Manuel Noe, critical infrastructures, IS4IT KRITIS

Manuel Noe, Managing Director IS4IT KRITIS, about critical infrastructures

CyberCompare spoke to Manuel Noe about critical infrastructures.

Dear Manuel, how would you describe IS4IT KRITIS GmbH in 3 quick-witted words?

Ready to strike in cyber security

Hacker’s nightmare

Please introduce yourself and tell us something about your background.

First and foremost, I am a committed family man and dog lover, who enjoys sport as a wrestler and is committed to his club. Professionally, I can draw on years of experience as a technical editor and manager in the administration & IT sector. During this time, the topic of IT security has become my hobbyhorse and I have worked intensively on the various aspects of cybersecurity within IS4IT. This then led to the founding of IS4IT Kritis in 2018, with which we are consistently focussing on the security aspect while at the same time relying on the advantages of an IT full-service provider.

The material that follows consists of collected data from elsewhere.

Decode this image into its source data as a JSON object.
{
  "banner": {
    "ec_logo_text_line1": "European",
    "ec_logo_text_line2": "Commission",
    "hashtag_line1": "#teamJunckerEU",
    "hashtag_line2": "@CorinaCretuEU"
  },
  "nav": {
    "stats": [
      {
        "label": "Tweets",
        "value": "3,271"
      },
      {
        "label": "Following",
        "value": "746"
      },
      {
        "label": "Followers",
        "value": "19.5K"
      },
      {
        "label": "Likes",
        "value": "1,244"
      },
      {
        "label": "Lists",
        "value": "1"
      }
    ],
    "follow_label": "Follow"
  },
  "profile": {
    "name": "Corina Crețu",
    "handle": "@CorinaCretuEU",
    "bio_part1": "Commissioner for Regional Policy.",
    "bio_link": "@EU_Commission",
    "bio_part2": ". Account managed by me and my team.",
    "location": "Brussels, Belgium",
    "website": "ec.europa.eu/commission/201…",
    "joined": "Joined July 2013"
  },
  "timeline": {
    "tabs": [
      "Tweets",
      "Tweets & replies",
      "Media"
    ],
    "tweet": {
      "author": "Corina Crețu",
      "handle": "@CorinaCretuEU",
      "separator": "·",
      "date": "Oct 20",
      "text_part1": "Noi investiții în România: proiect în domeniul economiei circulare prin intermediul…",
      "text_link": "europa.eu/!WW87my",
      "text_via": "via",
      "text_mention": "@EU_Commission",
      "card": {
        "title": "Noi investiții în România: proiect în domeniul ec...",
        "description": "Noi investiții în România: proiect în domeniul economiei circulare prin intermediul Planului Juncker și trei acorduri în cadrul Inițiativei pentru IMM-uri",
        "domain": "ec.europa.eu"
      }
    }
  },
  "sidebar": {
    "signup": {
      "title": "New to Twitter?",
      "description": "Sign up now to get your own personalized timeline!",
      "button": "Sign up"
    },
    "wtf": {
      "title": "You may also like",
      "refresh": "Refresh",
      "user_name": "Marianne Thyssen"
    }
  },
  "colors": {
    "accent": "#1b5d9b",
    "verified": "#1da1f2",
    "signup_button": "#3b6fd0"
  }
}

What characterises IS4IT Kritis?

It is certainly our flexibility, or rather the flexibility of our employees, which ensures that we can respond to requirements quickly and purposefully. If the worst comes to the worst, we are there when the going gets tough, which leads to satisfied customers. Technically, we have in-depth experience with critical infrastructures in a wide range of sectors, especially in the technologically demanding industrial environment. This expertise is recognised by leading manufacturers with whom we now have strong partnerships.

How does IS4IT help Kritis companies?

We support our customers in all security matters – exactly to the extent that they need it. There is no such thing as off-the-shelf security. You have to compare threat risks and potential threats with the technological and economic possibilities of the company, take into account the legal requirements and derive a holistic solution approach from this. A supplier to the energy industry
with 51 employees, which now has to fulfil higher security requirements due to NIS-2, certainly needs different protective measures than a nuclear power plant. Security is therefore a very individualised field of work.

What do you perhaps see slightly differently from prevailing opinions in the field of cyber security?

The market sometimes gives the impression that security problems can be solved with standard solutions. I think that’s wrong. Because hackers know their way around standard solutions. As I have already said, introducing new security software is unfortunately not a solution for efficient cybersecurity – even if many would like it to be.

Which security tool categories do you think are over- or undervalued? For example, would you invest in an NDR or EDR system first?

For me, a SIEM is the tool of choice – although EDR and NDR also play a significant role, of course. But only the SIEM allows a holistic overview of the behaviour of all systems or in all systems, so that you can detect the critical attacks that are not even recognisable without a view of the whole.

What’s next? What is technically on your roadmap? What have you planned?

The focus is clearly on attack detection and incident response. In addition, we do not chase after the latest buzzwords, but help to implement the basics of infrastructure security. Other exciting topics include securing AD/IAM, encryption-proof back-up architectures, network segmentation and client security.

If you could send an email to all CISOs to address a security issue, what would you choose?

To avoid safety problems, all safety risks must be addressed. Technology makes a significant contribution to minimising risks, but it is not possible without the harmony of people and technology. A security operations centre is very important. However, if employees lack awareness, there will continue to be major security gaps and therefore risks. This must be counteracted with appropriate awareness training. Unfortunately, many CISOs often overlook this.